Ben o zaman şunu rahatlıkla söyleyebilirim. İsviçre'de Bürgenstock'da toplantıları niye yaptık? O toplantılarda en son bir noktaya geldik. O ana kadar Güney Kıbrıs AB'ye üye değildi. Toplantılardan sonra referanduma gidildi. Referandumda KKTC sözünü tuttu, yüzde 65 'evet' dedi. Güney Kıbrıs ise yüzde 75 ile 'hayır' dedi. 'Hayır' diyen o zaman taltif edildi, 'evet' diyen ise AB'ye alınmadı. Bir defa zaten orada haksız bir uygulama var. Güney Kıbrıs'ın AB'ye alınması siyasidir, AB müktesabatına uygun değildir. Değerli dostum Schulz, eski Almanya Başbakanı Schröder'in anılarını yazdığı kitabı okursa, orada 6 sayfalık bölüm var. O bölümde Kıbrıs'la ilgili alınan kararın ne kadar adaletsiz olduğunu orada anlatıyor."

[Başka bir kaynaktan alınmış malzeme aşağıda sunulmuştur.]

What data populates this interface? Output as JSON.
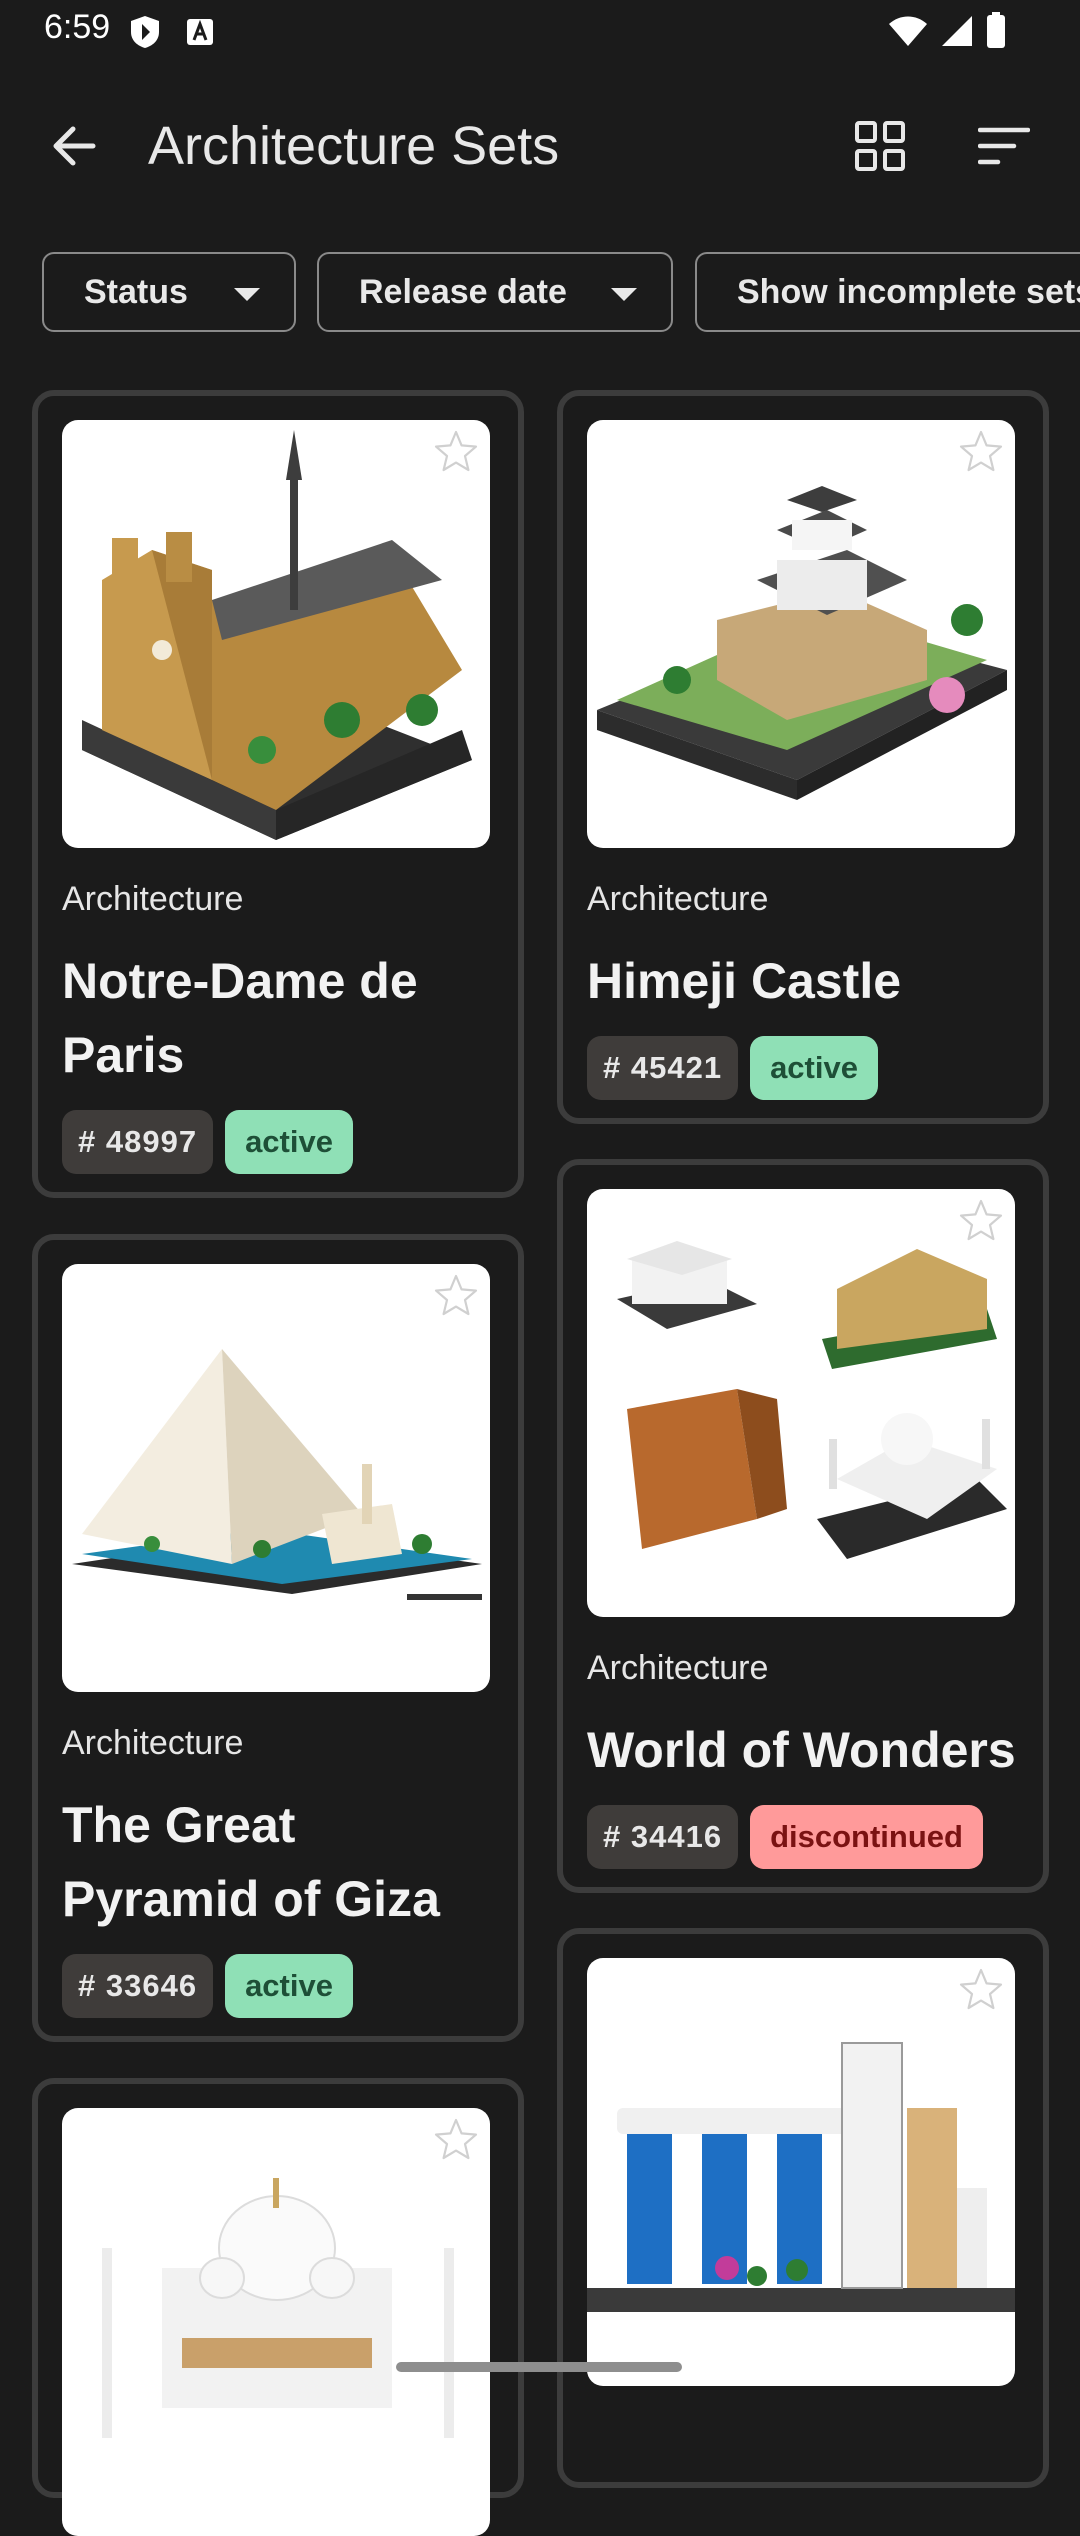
{
  "status_bar": {
    "time": "6:59"
  },
  "app_bar": {
    "title": "Architecture Sets",
    "icons": {
      "back": "arrow-left-icon",
      "grid": "grid-view-icon",
      "sort": "sort-icon"
    }
  },
  "filters": [
    {
      "label": "Status"
    },
    {
      "label": "Release date"
    },
    {
      "label": "Show incomplete sets"
    }
  ],
  "cards": [
    {
      "category": "Architecture",
      "title": "Notre-Dame de Paris",
      "number": "# 48997",
      "status": "active"
    },
    {
      "category": "Architecture",
      "title": "Himeji Castle",
      "number": "# 45421",
      "status": "active"
    },
    {
      "category": "Architecture",
      "title": "The Great Pyramid of Giza",
      "number": "# 33646",
      "status": "active"
    },
    {
      "category": "Architecture",
      "title": "World of Wonders",
      "number": "# 34416",
      "status": "discontinued"
    },
    {
      "category": "",
      "title": "",
      "number": "",
      "status": ""
    },
    {
      "category": "",
      "title": "",
      "number": "",
      "status": ""
    }
  ],
  "colors": {
    "background": "#1b1b1b",
    "card_border": "#3c3c3c",
    "active_badge": "#8fe0b6",
    "discontinued_badge": "#ff9a9a"
  }
}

Schulz, Başbakan Erdoğan'ın sözleri üzerine yeniden söz aldı ve "Birincisi, Türkiye Cumhuriyeti Başbakanı ile AP Başkanının kamuoyunun önünde tartışmaya girmesini önlememiz lazım. İkincisi de bu probleme (Kıbrıs sorunu) mantıklı bir çözüm bulmamız lazım" dedi.

Başbakan Erdoğan'ın bu konudaki pozisyonunu anladığını dile getiren Schulz, "adanın bütününün AB'ye girdiğini" savundu ve "Lütfen bu durumu kabul edin" dedi.

"Bütün mesele en ideal şekilde HSYK Yasası'nı çıkarmaktır"

Erdoğan, HSYK Yasasıyla ilgili bir soruya, "Avrupa'dan bize bazı tavsiyeler oldu. Komisyon görüşmelerinde zaten arkadaşlarımız gereken değerlendirmelerini yaptılar. Bu değişiklikler komisyondan geçerken yapıldı. Genel kurulda ilave bazı gelişmeler olursa değerlendirmeye açığız. Bu konuda herhangi bir sıkıntımız yok. Bütün mesele en ideal şekilde HSYK Yasası'nı çıkarmaktır" yanıtını verdi.

HSYK'nın Avrupa'da standardı olmayan bir kurul olduğunu belirten Başbakan Erdoğan, sözlerini şöyle sürdürdü:

"Türkiye demokratik bir hukuk devleti. Bundan bugüne kadar asla taviz vermemiştir. Yasama organı ise özellikle yasal düzenlemeleri yapar. Bu düzenlemeleri yaparken de dünyada hangi ülkede hangi kurumlar nasıl düzenlenmiştir. Örneğin HSYK, Avrupa'da standardı olmayan bir kuruldur. Fransa'da, Hollanda'da, İspanya'da, İtalya'da, Almanya'da farklıdır. Yani şöyle bir araştırdığınızda AB üyesi ülkelerin neredeyse tamamına yakınında farklı uygulamaları vardır. Yani bir standardı yoktur. Dolayısıyla Türkiye'de de HSYK'nın şu andaki yapısı içinde, yasama organı bazı yanlışların, ciddi oranda halkı rahatsız edici bazı yanlışların düzeltilmesi noktasında şu anda bir adım atmıştır."

"Netice almamız halinde yola devam edeceğiz"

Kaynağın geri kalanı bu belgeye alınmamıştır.